It really was a big deal on so many levels.
1) I was finding it difficult to feel attracted to his sloppy incarnation.
2)The fact that he took on board that it bothered me and stopped doing it and now wears proper trousers when he sees me just because it makes me happy thrills me very very deeply, which in turns makes me very positively disposed towards him which in turn has meant the re-ignition of my appreciation.
3)I think my waves of happiness are beaming out and warming him so he's being happy, which makes me happy and so on.
Poor Z has had a terrible run of bad luck and been the victim of credit card fraud for the third time in like 5 months so he's in a sad state of
But yesterday he came over and we went out to a drink to one of the local pubs. It was a beautiful evening and we strolled beneath white and pink flowering cherry trees and I told him about one of my favourite memories from last year, of when I was coming home from work after a summer thunderstorm of unusual intensity had shaken the blossomss from the cherry trees so that literally whole streets were covered with pink and white petals as though the city were having a wedding in itself.
And we held hands and kissed passionately on street corners or really whenever the mood of appreciation hit, and afterwards sat outside the pub with our drinks and a little bowl of spiced olives and shared a cigarette. [I reason that since I cough and wheeze when I don't smoke I may as well smoke and then at least cough and wheeze with a purpose]

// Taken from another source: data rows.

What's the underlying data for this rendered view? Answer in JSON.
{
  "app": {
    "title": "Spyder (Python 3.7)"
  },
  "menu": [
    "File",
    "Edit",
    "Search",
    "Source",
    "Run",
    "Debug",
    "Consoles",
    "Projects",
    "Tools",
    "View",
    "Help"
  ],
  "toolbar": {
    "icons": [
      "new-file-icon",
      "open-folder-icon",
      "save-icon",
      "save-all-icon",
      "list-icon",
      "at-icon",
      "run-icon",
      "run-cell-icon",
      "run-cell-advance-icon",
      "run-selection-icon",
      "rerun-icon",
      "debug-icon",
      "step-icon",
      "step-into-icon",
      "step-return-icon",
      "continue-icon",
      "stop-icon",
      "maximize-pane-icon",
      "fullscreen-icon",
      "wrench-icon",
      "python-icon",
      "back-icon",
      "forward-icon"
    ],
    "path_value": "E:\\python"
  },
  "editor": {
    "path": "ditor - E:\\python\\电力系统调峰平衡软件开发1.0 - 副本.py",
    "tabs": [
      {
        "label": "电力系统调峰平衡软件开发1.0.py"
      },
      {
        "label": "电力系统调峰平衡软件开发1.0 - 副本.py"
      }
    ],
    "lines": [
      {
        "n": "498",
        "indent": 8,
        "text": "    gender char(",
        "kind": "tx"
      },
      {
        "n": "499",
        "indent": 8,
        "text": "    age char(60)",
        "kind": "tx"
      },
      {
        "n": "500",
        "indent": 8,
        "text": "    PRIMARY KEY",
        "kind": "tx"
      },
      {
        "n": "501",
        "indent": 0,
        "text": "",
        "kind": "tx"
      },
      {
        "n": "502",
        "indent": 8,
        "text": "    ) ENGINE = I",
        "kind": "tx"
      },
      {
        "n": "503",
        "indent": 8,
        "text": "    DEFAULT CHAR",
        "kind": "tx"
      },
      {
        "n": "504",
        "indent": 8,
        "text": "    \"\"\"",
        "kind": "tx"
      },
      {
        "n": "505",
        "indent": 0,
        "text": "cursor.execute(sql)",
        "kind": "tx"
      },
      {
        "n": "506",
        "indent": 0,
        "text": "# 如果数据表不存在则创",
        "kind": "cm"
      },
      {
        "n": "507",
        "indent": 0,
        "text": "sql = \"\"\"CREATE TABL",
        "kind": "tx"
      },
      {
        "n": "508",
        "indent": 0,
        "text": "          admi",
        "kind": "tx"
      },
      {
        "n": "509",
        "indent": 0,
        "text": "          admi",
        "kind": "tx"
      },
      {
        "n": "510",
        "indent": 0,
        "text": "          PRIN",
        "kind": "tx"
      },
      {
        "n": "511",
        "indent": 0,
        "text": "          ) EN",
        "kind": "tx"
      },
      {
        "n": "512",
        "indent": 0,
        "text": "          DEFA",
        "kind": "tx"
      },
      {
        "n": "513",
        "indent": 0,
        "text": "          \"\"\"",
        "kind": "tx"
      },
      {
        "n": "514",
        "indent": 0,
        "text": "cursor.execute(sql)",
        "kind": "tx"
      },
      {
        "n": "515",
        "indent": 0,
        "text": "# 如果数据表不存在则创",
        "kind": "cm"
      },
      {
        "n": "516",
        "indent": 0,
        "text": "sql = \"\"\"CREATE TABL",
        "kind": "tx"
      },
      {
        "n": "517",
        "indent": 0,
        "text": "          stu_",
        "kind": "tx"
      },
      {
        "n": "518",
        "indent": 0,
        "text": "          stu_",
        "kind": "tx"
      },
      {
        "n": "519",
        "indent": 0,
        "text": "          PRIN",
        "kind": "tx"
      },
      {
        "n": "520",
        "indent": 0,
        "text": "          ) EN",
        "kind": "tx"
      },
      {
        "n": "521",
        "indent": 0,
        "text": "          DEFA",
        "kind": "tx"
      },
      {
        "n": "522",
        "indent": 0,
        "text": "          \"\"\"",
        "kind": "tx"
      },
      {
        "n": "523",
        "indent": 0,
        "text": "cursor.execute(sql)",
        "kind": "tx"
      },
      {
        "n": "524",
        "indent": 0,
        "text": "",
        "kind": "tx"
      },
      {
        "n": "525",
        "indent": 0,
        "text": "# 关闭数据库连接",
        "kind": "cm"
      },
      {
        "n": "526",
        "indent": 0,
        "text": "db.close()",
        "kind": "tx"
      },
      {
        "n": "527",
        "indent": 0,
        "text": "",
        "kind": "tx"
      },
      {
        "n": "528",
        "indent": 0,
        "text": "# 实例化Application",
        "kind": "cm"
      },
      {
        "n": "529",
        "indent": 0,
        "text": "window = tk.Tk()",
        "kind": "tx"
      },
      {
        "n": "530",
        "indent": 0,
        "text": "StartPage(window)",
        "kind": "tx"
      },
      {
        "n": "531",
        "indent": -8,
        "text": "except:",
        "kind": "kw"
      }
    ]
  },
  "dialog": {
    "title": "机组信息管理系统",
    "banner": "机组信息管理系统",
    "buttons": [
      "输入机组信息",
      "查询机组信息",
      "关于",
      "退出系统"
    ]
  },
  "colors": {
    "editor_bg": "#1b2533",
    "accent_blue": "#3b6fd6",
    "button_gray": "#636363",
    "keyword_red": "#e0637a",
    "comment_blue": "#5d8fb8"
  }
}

And we talked and laughed and the evening air was soft and just perfect and I felt completely, utterly filled with joy to the brim of me, because it was all so lovely and we must do it again. We're too young not to be going out, even if it means sipping one drink for hours.
I do feel like new life has been infused into my relationship and for that I'm very glad. I didn't like feeling distant and restless and unhappy. And now, I'm enjoying things again. I'm loving having him around, his presence in the bed, the warmth of his belly against my spine. I love the fact that I'm important enough, or he cares enough to make an effort for me and I love the little half-rituals we have developed. Him smoking by the open kitchen window, or sitting down on the edge of the tub to scrub my back while I'm in the bath [Z: "How do you do this when I'm not around?" N: I don't]. I also love the fact that I'm comfortable enough with him to let him do the latter despite the fact that sat in baths in full light my body is displayed in some of its least flattering angles.
I need to be wooed. I've realised this about myself. I need to have an infusion of both Neptune and Saturn in my relationship, and without some magic and charm I feel emotionally dead. And the fact that he is willing to make an effort for me [and keep making it] is a really really big deal.
Big enough to feel that my heart is filled with blossoming cherry trees and light.